There is therefore at the beginning of each stage a period during which the larva can absorb fluid from the tracheal system; but it is only in the first stage that absorption can be deferred. It is possible that this ability is associated with the habit of these larvae of remaining for weeks or months, fully developed, in the dried egg. An attempt to see whether the first-stage larvae of Culex, the eggs of which have not this property, are able to defer absorption was unsuccessful because the eggs failed to hatch when submerged.
A striking parallel with these changes in the tracheal system after hatching and moulting is seen in the adult fly Calliphora, as described by Fraenkel (1935). After emergence from the pupa these flies inflate their bodies and expand their wings, and then darkening and hardening of the cuticle takes place. But if the fly is kept beneath the surface of the earth so that it must continue to dig its way upwards, these processes are temporarily inhibited and can be deferred for many hours, though not indefinitely. As Fraenkel showed, the nervous system is concerned here also in controlling the chemical changes that take place in the cuticle after emergence.
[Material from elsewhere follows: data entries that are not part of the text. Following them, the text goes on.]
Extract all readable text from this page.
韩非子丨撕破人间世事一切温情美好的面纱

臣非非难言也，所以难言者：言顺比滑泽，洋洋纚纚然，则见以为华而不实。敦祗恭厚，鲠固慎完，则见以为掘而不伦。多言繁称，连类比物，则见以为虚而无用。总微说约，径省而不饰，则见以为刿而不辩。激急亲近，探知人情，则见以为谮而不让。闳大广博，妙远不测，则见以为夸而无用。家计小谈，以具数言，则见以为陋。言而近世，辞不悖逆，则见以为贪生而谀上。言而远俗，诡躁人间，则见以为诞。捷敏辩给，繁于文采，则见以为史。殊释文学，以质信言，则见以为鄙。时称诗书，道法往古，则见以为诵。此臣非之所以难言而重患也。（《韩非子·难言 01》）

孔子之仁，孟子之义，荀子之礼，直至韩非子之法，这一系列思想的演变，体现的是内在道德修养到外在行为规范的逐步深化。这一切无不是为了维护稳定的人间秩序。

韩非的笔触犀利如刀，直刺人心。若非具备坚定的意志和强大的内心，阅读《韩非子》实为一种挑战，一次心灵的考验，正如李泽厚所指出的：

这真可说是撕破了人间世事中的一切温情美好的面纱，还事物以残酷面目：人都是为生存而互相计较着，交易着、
In a previous discussion on the mechanism of filling of the tracheal system (Sikes & Wigglesworth, 1931) the absorption of fluid was attributed to the osmotic pressure of the blood. But since the observations described in this paper show that in Aedes larvae, whatever may be the physical mechanism of absorption, it is subject to the control of the organism, that it is in fact a secretory process, much of the earlier argument is invalidated. The facts available do not yet justify a fresh discussion of the problem.
At the hatching and moulting of Aedes aegypti the fluid present in the tracheal system is removed, apparently throughout the whole system, by an active absorption which takes place only when the respiratory siphon is open at the surface so that air can enter. The nervous system is apparently concerned in the initiation of this absorption.
First-stage larvae kept under water can retain fluid in the tracheal system for several days and absorb it when they get access to the air. This ability is gradually lost if filling is deferred for more than 3 days. The tracheal system then becomes filled with air for the first time after moulting to the next stage. Second-stage larvae must absorb the fluid within a few minutes of moulting or they are unable to do so.
This work was done during the tenure of a Research Fellowship of the Rockefeller Foundation.
It is probable that much of the fluid occupying the main tracheal trunks is discharged with the old cuticle. Stadtmann-Averfeld (1923) describes this as happening in the first-stage larva after hatching, but that I am unable to confirm.